Pour proposer des édifices aussi bien ouverts que fonctionnels et au service des solidarités communautaires et d’une immersion sociale, l’architecture africaine doit accepter d’être plus familière dans ses apparats, plus intime dans sa relation avec le matériau et plus respectueuse des spécificités locales, notamment climatiques et géographiques.

« L’architecture est profondément identitaire. Quel que soit l’endroit où on se trouve, c’est une manière de se représenter. C’est un signe, un message qu’on envoie aux autre sur qui on est », explique à Happy in Africa la lauréate des Global LafargeHolcim Awards.

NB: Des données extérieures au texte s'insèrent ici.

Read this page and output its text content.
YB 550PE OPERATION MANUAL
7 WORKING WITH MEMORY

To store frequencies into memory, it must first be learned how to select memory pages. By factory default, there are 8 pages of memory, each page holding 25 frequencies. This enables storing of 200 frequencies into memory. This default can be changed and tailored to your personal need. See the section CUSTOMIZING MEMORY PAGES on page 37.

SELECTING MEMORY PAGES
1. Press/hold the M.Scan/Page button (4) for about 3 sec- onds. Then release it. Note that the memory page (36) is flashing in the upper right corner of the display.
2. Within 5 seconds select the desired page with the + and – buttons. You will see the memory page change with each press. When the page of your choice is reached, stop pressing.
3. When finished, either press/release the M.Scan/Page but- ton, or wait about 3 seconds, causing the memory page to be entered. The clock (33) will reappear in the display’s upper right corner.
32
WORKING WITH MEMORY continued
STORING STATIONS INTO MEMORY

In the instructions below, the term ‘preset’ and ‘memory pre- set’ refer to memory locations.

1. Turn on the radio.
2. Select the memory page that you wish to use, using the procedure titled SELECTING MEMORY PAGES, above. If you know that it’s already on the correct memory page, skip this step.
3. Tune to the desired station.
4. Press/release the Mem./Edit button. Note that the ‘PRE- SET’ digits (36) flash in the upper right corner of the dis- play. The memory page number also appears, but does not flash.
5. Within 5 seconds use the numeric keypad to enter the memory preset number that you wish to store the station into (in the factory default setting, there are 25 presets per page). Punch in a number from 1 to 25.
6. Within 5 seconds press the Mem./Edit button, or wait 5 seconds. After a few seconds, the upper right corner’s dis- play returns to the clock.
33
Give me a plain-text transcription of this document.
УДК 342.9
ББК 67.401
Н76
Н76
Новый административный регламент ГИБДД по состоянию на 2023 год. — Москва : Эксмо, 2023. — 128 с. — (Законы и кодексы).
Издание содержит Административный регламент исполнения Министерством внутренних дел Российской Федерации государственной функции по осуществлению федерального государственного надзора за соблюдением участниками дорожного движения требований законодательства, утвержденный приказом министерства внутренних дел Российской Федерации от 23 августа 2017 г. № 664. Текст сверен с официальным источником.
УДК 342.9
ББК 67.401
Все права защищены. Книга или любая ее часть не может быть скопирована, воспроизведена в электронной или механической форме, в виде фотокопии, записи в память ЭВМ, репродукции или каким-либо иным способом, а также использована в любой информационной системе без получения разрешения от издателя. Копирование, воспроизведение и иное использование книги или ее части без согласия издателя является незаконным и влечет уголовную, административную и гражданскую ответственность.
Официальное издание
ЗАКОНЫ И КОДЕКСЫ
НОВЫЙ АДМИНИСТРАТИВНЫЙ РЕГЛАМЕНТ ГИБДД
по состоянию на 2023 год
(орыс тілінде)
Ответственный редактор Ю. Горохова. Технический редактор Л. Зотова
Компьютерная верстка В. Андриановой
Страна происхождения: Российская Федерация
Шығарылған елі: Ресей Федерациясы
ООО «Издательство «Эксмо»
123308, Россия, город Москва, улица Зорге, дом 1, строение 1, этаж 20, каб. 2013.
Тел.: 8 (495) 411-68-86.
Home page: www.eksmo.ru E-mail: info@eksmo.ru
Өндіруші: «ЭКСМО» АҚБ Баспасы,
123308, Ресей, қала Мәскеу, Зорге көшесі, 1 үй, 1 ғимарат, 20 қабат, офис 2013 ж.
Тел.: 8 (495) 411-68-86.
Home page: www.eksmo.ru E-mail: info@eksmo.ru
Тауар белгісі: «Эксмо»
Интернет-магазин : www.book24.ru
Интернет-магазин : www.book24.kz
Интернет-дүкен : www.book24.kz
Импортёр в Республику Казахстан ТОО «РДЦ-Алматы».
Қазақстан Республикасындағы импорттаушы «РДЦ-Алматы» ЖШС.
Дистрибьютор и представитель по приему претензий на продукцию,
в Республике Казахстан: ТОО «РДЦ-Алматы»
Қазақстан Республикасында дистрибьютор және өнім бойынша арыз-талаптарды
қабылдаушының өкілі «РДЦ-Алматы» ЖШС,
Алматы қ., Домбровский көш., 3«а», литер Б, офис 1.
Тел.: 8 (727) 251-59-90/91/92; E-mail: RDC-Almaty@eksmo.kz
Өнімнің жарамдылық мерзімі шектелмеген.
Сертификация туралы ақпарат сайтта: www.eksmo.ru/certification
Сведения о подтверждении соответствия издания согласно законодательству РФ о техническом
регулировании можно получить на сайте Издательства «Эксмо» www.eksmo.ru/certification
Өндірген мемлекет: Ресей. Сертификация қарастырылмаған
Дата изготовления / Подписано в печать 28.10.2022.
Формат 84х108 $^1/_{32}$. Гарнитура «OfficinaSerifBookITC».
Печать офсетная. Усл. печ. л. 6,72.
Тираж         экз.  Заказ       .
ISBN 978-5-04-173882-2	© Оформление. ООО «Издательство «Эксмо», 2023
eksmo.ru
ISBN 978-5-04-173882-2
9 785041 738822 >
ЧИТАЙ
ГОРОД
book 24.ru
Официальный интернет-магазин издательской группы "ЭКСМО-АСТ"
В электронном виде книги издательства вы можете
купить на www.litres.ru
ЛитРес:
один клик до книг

Récompensée avec Yasaman Esmaili pour un projet d’espace citoyen dans le village de Dandaji, Mariam Kamara, qui sera speaker au festival Design Indaba du Cap, fin février, est convaincue que comprendre le savoir-faire traditionnel est essentiel.

Pour celle qui travaille actuellement à Niamey sur la construction du premier immeuble de bureaux sur 4 niveaux en briques compressées de la capitale, respecter le matériau, c’est répondre à plusieurs questions : comment le faire évoluer ? Comment l’utiliser dans différents types et techniques d’architecture ? Comment penser des créations plus adaptées à la vie contemporaine ?

« Il faut comprendre comment vivent les gens, comment ils utilisent leurs espaces pour répondre parfaitement à leurs attentes et être plus créatif « , assure l’architecte, « repat » revenue au pays après des études aux Etats-Unis.

L’objectif final est limpide et enveloppé d’un bon sens trop longtemps oublié : exploiter les éléments afin de créer un environnement harmonieux au service des habitudes culturelles. « Les gens pensent qu’une maison ou un bâtiment construits en terre ne peuvent pas durer et sont voués à s’effondrer. Mais au Niger, on a la chance d’avoir des exemples de bâtiments et des maisons qui sont là depuis 300 ou 400 ans. Ils sont très bien conservés. On a des maisons familiales dans certaines villes qui sont très bien conservées et qui en sont à la 8è ou la 9è génération. C’est un exemple concret. Il faut le rappeler aux gens pour se débarrasser de ces préjugés« , explique à Africa News la créatrice du projet-pilote Niamey 2000.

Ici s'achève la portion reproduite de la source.